Un « Goût de France » à la camerounaise

Le 21 mars dernier, toutes les ambassades françaises du monde entier étaient à leur troisième édition du concept « Goût de France ». Pour l’occasion, 11 restaurants camerounais et le consulat de France à Douala se sont prêtés au jeu. Une soirée gastro arrosée de vin et de champagne d’origine française meublaient la cérémonie. Une trentaine d’invités de l’ambassadeur de France à Yaoundé, Gilles Thibault, triés sur le volet avaient pris rendez-vous. 
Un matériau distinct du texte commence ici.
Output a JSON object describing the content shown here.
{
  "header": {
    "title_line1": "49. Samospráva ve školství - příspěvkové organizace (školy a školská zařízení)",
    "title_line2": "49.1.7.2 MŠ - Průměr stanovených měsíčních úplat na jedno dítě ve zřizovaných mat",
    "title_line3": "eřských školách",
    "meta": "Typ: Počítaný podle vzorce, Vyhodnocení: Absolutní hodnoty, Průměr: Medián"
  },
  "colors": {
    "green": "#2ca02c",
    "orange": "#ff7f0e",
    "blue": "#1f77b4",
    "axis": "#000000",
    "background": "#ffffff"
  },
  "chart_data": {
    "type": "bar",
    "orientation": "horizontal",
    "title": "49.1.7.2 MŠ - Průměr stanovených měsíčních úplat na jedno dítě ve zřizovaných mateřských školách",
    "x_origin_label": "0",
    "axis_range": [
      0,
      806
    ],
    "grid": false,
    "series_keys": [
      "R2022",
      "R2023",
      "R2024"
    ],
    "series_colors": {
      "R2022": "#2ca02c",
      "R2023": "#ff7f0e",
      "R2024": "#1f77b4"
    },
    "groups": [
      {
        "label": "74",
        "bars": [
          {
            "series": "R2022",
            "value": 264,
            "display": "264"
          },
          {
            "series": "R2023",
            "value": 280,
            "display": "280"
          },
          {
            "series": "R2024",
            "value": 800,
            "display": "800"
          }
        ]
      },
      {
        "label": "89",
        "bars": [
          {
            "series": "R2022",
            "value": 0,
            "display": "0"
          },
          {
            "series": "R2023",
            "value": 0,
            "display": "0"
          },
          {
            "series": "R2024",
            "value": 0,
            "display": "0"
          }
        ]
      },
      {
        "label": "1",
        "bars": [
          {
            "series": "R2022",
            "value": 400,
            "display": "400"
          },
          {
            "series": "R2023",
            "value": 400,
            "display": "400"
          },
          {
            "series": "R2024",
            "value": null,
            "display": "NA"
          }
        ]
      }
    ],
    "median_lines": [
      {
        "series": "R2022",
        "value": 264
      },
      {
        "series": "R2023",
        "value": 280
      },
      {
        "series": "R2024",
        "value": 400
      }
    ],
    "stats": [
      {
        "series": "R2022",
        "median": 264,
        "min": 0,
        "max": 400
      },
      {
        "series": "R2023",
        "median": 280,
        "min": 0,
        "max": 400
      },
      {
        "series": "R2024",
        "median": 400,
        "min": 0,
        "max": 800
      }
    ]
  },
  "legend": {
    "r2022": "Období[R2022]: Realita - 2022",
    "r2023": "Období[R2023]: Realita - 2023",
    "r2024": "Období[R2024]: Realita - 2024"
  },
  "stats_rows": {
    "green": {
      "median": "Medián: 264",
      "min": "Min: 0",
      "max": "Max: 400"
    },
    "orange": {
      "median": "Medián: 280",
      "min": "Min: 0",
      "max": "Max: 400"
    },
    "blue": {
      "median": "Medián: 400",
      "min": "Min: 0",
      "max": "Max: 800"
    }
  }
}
A l’origine, c’est un événement pas trop élitiste et pas trop vulgaire non plus, où les non-Français sont invités à découvrir la cuisine française.  C’était donc une occasion, pour moi comme pour beaucoup d’autres invités, d’apprendre ce que cuisiner veut dire. En fait, même si je le savais déjà, j’ai eu là, le plaisir, plus qu’avant, de découvrir que la cuisine est vraiment un art. Autrement dit, la cuisine, comme les objets d’art, la mode, la musique et bien d’autres, est un outil marketing. C’est ce que la France veux démontrer par ce concept de « Goût de France » à travers ses représentations diplomatiques. Mais, pour que ça soit un outil marketing, il faut bien que ça soit un art.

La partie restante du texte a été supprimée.